Jesus gave us a better way. He taught us to love one another with God's love - to love each other like the Perfect Father. Paul laid out the vision when he wrote about "spiritual gifts:" they are to be used to build each other up and to build all of us up as a whole. Paul also wrote about peacemaking and having a ministry of reconciliation. The Christian faith is full of struggles and terrible conflict, but also full of great healing and strengthening, powerful conflict resolution and life transformation, miraculous redemption , nourishment, hope, and growth. Have you gotten the message? In your church, community, or organization, can you take it on and claim your responsibility to 'be' a healing balm for others, 'be' the reconciling light in conflict, 'be' a stand for all members of the Body coming back together in love and understanding?

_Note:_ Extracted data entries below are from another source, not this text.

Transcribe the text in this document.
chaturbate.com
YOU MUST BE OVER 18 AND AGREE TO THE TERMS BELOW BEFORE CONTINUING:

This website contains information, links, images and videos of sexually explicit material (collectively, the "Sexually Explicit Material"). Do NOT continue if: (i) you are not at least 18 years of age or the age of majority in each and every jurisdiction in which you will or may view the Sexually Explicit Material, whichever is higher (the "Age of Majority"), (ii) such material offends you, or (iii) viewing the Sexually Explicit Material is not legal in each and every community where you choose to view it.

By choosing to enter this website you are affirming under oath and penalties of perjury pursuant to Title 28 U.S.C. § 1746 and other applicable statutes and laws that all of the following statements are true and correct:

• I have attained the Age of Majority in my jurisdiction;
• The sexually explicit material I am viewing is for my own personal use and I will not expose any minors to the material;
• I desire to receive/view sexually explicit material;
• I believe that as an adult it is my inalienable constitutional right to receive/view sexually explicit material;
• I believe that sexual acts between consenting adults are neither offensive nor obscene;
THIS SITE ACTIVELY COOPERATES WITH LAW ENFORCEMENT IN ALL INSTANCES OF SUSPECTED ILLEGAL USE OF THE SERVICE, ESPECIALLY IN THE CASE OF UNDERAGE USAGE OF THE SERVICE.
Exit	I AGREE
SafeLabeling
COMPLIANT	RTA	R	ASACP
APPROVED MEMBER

"Despise no one, and carp not at anything; for there is no one who does not have their hour, and there is no thing that does not have its place." -- "Ethics Of the Fathers," 4,3

-- Robert Longman, Jr.


A timely piece, as it relates to business, church, family, and any organization in which people are trying to "make things work" together. Here's an invitation to let God work in us, vs. make us work for Him. People are entitled to their feelings, always, as long as they remember that feelings are "feelings" - irrational and not always understandable - and not "truth." As I've shared before, one's feelings tend to emerge naturally out of one's paradigms - one's beliefs about themselves and the world - so if you want to feel differently under any circumstance, you need only choose to believe differently. And as you might recall from last week's entry on family work:


"We are always 100% responsible for our own actions, thoughts, and words, even if they're performed, thought, or said in direct response to circumstances and people for which and for whom we are not responsible."

-- Allan Massie

There is no wiggling out of what I think, say, or do, ever, under any circumstances. I know what's right, in my heart and through my deepest intuition, always, and I can sometimes find that awareness temporarily over-ridden by some intense emotion (usually fear), but if I keep my finger on my own "pause button" I can stop in any moment and reflect, and then fully own the unique nature of my very human and "patterned" melodrama and my own responsibility for what I think, say, or do in the next moment. And the best sign of my spiritual maturity is how consistently and effectively I manage my very intellectual "self-made self" while God works in me (cultivating and refining the amazing "me" who He made), and then works through me (and others He chose to surround me with for my benefit) in the magnificent unfolding of His design.